At the same time, a widening imbalance has emerged between tourism growth and supporting infrastructure. While tourism-related investment activity has surpassed pre-crisis levels, spending on core infrastructure remains below where it stood before the financial crisis, raising concerns about the system’s capacity to absorb further growth. These gaps are increasingly evident at the local level, where municipalities in many destinations struggle to cope with day-to-day demands, let alone plan and deliver new infrastructure.
The issue is particularly acute in destinations that attract large numbers of day visitors, such as Symi and Santorini. Visitors arriving for a few hours place significant pressure on water resources, waste management and public services, yet do not contribute through overnight stay-related local taxes. As a result, local authorities are seeking new mechanisms to manage and finance these flows, including the possibility of introducing fees for day visitors.

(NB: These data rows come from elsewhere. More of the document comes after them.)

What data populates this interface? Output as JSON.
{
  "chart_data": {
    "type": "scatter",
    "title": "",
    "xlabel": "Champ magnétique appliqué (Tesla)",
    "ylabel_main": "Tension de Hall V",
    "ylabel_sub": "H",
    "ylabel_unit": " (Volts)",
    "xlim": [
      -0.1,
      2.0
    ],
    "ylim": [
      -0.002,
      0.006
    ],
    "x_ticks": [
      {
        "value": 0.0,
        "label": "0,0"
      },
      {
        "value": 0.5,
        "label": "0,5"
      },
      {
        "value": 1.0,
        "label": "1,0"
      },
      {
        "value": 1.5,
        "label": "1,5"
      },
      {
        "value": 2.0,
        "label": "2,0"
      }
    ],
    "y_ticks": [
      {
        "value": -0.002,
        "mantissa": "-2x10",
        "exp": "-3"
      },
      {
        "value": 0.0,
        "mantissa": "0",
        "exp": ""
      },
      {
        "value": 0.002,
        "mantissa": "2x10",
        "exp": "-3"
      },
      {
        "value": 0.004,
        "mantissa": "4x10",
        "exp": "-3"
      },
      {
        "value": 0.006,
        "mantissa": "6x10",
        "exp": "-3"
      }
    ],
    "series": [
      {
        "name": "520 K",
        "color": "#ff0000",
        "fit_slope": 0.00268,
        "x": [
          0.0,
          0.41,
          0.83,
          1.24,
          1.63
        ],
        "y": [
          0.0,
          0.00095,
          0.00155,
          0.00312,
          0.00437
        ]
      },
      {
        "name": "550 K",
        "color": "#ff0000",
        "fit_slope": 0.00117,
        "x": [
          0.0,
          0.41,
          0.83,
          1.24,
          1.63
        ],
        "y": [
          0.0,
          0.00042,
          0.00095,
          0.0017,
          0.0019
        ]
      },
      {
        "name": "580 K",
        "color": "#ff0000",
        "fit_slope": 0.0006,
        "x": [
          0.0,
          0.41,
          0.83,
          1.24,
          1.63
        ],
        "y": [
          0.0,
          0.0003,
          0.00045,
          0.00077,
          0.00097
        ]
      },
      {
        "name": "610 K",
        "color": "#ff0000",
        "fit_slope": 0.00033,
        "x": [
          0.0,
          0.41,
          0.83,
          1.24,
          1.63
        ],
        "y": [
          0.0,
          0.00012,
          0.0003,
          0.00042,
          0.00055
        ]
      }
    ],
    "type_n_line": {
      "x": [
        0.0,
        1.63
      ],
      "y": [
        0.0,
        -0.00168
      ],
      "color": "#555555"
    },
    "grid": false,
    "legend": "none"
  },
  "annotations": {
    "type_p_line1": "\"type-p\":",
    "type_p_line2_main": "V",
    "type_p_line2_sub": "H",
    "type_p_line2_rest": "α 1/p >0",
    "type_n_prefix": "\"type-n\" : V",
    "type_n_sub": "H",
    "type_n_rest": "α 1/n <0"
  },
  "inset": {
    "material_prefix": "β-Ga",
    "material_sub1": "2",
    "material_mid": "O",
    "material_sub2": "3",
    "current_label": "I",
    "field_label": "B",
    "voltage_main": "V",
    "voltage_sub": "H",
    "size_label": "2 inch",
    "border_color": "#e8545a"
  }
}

All of this is unfolding against a backdrop of changing travel behavior, intensifying competition from other Mediterranean destinations and the growing impact of climate change. Projections for the coming decades point to the potential for continued growth, with international arrivals possibly reaching 55 million by 2040 and travel receipts rising to €36 billion, provided current challenges are addressed.
Without systematic planning, coordination and investment, however, such volumes would be difficult to sustain. Increasingly, the future of Greek tourism is seen as depending less on headline growth figures and more on the country’s ability to manage success, protect local communities and natural resources, and translate strong demand into long-term economic and social value.